Did you know? 30th June 2008

At the time of the Mahabharata war, Pandavas and Kauravas were both over 70 years old!

Did you know? 29th June 2008

Sri Vadiraja Swamy lived 120 years, from 1480 CE till 1600CE, out of which he lived 112 years as a Sanyasi and performed the Paryaya at Udupi 5 times!

Did you know? 28th June 2008

Apart from the Swamijis belonging to the eight monasteries (mathas) of Udupi, no one else is allowed to even touch the idol of Lord Krishna in the temple at Udupi!

Did you know? 27th June 2008

Sri Madhvacharya is the only known Hindu philosopher/saint to have declared himself as an avatar. He did the same (declare himself an avatar of Vayu) in his work “Vishnu Tatva Vinirnaya” (and a few others).

Culture of Tulunadu

Tulu Nadu is a very unique place in India. In terms of size, its a very small region – probably 100kms by 50kms. But in terms of its contribution to Indian art and culture, its a giant. Tulu Nadu has contributed immensely in various fields such as literature, dance, cuisine and so on. Even the great Vijayanagara rulers have a Tulu Nadu background (the Taulava dynasty, in particular).

When it comes to the art forms prevalent in Tulu Nadu, there is probably no other region in India that offers such a variety within such a small geographical section. Here is a short intro on some of these art forms.

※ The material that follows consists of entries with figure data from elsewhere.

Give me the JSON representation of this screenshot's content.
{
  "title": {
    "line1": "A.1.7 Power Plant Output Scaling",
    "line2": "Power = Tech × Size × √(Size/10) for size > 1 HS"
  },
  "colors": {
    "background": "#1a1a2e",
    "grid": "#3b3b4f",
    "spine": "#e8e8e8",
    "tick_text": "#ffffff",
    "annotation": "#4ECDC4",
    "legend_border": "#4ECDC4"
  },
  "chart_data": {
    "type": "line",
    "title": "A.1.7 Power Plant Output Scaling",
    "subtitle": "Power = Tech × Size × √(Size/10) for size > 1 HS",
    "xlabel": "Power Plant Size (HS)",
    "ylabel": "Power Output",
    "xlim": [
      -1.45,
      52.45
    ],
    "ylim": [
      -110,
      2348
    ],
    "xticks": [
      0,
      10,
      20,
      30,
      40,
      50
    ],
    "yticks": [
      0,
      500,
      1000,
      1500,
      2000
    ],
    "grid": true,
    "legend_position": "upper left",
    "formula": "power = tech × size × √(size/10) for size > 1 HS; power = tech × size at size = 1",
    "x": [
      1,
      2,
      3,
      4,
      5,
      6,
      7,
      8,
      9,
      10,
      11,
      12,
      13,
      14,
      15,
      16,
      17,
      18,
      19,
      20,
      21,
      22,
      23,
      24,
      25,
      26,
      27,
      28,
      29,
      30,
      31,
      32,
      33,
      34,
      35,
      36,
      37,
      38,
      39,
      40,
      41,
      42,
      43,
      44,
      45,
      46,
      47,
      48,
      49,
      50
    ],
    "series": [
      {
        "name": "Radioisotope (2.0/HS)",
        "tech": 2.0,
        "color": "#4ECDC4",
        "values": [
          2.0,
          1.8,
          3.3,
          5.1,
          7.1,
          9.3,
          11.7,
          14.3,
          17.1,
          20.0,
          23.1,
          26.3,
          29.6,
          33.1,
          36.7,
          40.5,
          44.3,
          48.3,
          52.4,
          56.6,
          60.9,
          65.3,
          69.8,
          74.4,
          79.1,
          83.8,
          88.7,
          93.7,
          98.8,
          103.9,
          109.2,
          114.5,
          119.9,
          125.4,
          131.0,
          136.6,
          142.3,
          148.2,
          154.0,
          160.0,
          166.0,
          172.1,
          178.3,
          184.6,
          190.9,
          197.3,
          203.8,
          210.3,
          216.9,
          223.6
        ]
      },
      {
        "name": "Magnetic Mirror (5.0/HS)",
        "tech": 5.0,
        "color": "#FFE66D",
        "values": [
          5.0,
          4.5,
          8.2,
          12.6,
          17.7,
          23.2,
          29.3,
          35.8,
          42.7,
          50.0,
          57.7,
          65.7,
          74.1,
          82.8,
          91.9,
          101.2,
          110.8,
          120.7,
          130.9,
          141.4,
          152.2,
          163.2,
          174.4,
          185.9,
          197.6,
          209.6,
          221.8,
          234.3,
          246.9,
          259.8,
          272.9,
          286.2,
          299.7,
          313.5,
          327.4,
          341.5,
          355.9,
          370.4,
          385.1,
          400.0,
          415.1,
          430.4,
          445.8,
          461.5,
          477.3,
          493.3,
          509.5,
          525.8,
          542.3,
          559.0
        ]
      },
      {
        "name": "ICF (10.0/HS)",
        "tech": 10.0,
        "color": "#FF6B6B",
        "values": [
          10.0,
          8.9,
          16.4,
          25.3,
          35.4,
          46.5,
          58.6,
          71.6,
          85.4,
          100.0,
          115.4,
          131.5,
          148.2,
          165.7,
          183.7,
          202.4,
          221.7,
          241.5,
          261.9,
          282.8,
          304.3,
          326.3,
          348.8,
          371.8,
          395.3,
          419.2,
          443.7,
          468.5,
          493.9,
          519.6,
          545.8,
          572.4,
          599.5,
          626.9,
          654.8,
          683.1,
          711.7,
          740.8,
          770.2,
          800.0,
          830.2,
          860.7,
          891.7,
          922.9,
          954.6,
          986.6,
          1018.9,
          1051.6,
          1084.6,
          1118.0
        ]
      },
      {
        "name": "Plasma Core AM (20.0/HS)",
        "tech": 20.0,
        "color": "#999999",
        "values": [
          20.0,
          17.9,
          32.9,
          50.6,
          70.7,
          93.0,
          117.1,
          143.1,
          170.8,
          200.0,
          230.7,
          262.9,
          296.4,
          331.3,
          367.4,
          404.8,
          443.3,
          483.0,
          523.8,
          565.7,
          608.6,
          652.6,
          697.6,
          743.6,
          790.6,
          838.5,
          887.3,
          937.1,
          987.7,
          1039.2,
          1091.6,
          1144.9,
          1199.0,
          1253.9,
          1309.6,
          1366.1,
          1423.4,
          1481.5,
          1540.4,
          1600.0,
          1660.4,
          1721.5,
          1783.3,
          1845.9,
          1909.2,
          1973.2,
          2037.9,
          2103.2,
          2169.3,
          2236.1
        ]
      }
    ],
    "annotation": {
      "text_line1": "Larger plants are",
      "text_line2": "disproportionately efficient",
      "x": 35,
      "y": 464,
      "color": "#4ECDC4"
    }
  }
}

  • Yakshagana – probably the most well known contribution of Tulu Nadu. Similar to the Kathakali of Kerala. Stage performance where the focus is on expressions, make-up and religious themes. Very popular even today.
  • Bhuta Kola – a mixture of art and belief. Form of worship to the Bhutas or demigods of the land. Very intense and colorful. Equally ritualistic. Not enough is being done to preserve this culture though.
  • Kambala – a rural sport. In a nut-shell, this is a buffalo racing competition in a muddy field. Extremely intensive and requires great energy on the part of the participants. Not really common nowadays.
  • Aati Kalenja – a very unique art form where “Kalenja” goes around villages during the monsoons singing native stories. The belief is that honoring Kalenja with rice and other eateries ensures that evil spirits are warded off during the rains. Dying art form.
  • Nagamandala – Like the Kola, this brings together art and belief. A very ritualistic dance worship of snakes. Snakes are revered throughout Tulu Nadu and it is but natural that we took to the dance form of worshipping them.
  • Dakke Bali – Very similar to Nagamandala but is offered to the “Brahma” – a local demigod. More prevalent near the Padubidri region of Udupi.
  • Hulivesha – similar in concept to Aati Kalenja. Common during Dussehra when people in teams of five to ten go around the town in the costume of tigers accompanied by music. Just like snakes, tigers are revered in Tulu Nadu and Hulivesha is a natural outcome of such reverence. Dying art form.
  • Koti and Chennayya – A dance form which stands as proof of how folk lore can influence the culture of a community. Koti and Chennayya were two heroic brothers who are worshiped as protectors of the land.

It is of course difficult to capture the entire essence of the above art forms in one posting. More research, support and encouragement is definitely needed for these so that future generations can get to watch, participate and enjoy them.

Did you know? 26th June 2008

As part of the rituals in detaching relationships and accepting Sanyasa, a Sanyasi performs the last rites of his parents even as they are alive!

Did you know? 25th June 2008

When he was barely five years old, Sri Madhvacharya interrupted his father’s teaching and pointed out that he had missed explaining the meaning of the Sanskrit word “Likucha” as he (the father) did not know it. He went on to explain that Likucha was the name of a type of Jack fruit!